By Lisa Favazzo
A vigil was held in Melbourne on Monday the 18th of March to remember the victims of the Christchurch terrorist attack.
A crowd of thousands gathered in front of the State Library of Victoria for almost three hours partaking in multi-faith prayer, watching an impromptu Haka and hearing passionate speeches from politicians.
Greens Party Leader Richard Di Natale said politicians spreading “hate and diversion” contribute to the rise of right-wing extremism.
“When you give hate a platform, you feed this hate,” Mr Di Natale said. A handful of audience members were brought to tears.
Vice President of the Islamic Council Victoria Adel Salamamn said the media has a role to play in not giving a platform to “hate, Islamophobia and extremism”.

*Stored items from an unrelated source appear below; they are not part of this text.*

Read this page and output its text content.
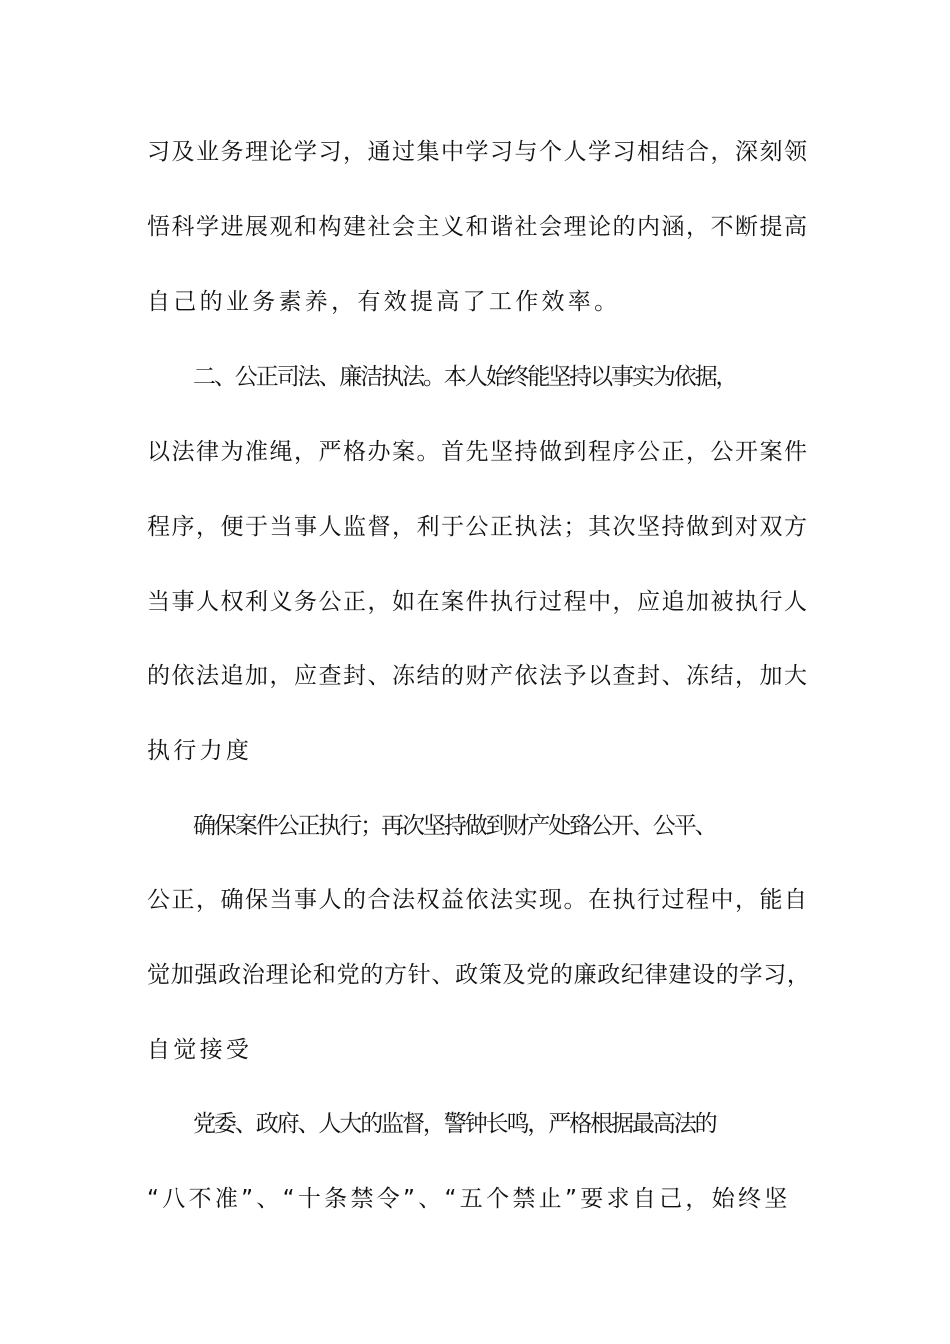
习及业务理论学习，通过集中学习与个人学习相结合，深刻领
悟科学进展观和构建社会主义和谐社会理论的内涵，不断提高
自己的业务素养，有效提高了工作效率。
二、公正司法、廉洁执法。本人始终能坚持以事实为依据，
以法律为准绳，严格办案。首先坚持做到程序公正，公开案件
程序，便于当事人监督，利于公正执法；其次坚持做到对双方
当事人权利义务公正，如在案件执行过程中，应追加被执行人
的依法追加，应查封、冻结的财产依法予以查封、冻结，加大
执行力度
确保案件公正执行；再次坚持做到财产处臵公开、公平、
公正，确保当事人的合法权益依法实现。在执行过程中，能自
觉加强政治理论和党的方针、政策及党的廉政纪律建设的学习，
自觉接受
党委、政府、人大的监督，警钟长鸣，严格根据最高法的
“八不准”、“十条禁令”、“五个禁止”要求自己，始终坚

“Free speech is important but not all speech is equal,” he said.
The crowd roared in support.
Melbourne has suffered at the hands of terrorism a number of times in the past few years, including a violent stabbing on Bourke Street less than 6 months ago.
The Lord Mayor of Melbourne Sally Capp used the opportunity to reflect on her city’s relationship with terror.
“We too have suffered from the unacceptable crime of hate and extremism,” she said.
“But, times of terror can be soothed by an outpouring of care, affection and empathy”.
An Islamic prayer for the dead concluded the night. Non-Muslim attendees bowed their heads in support. Many appeared to be joining in with their own silent prayers.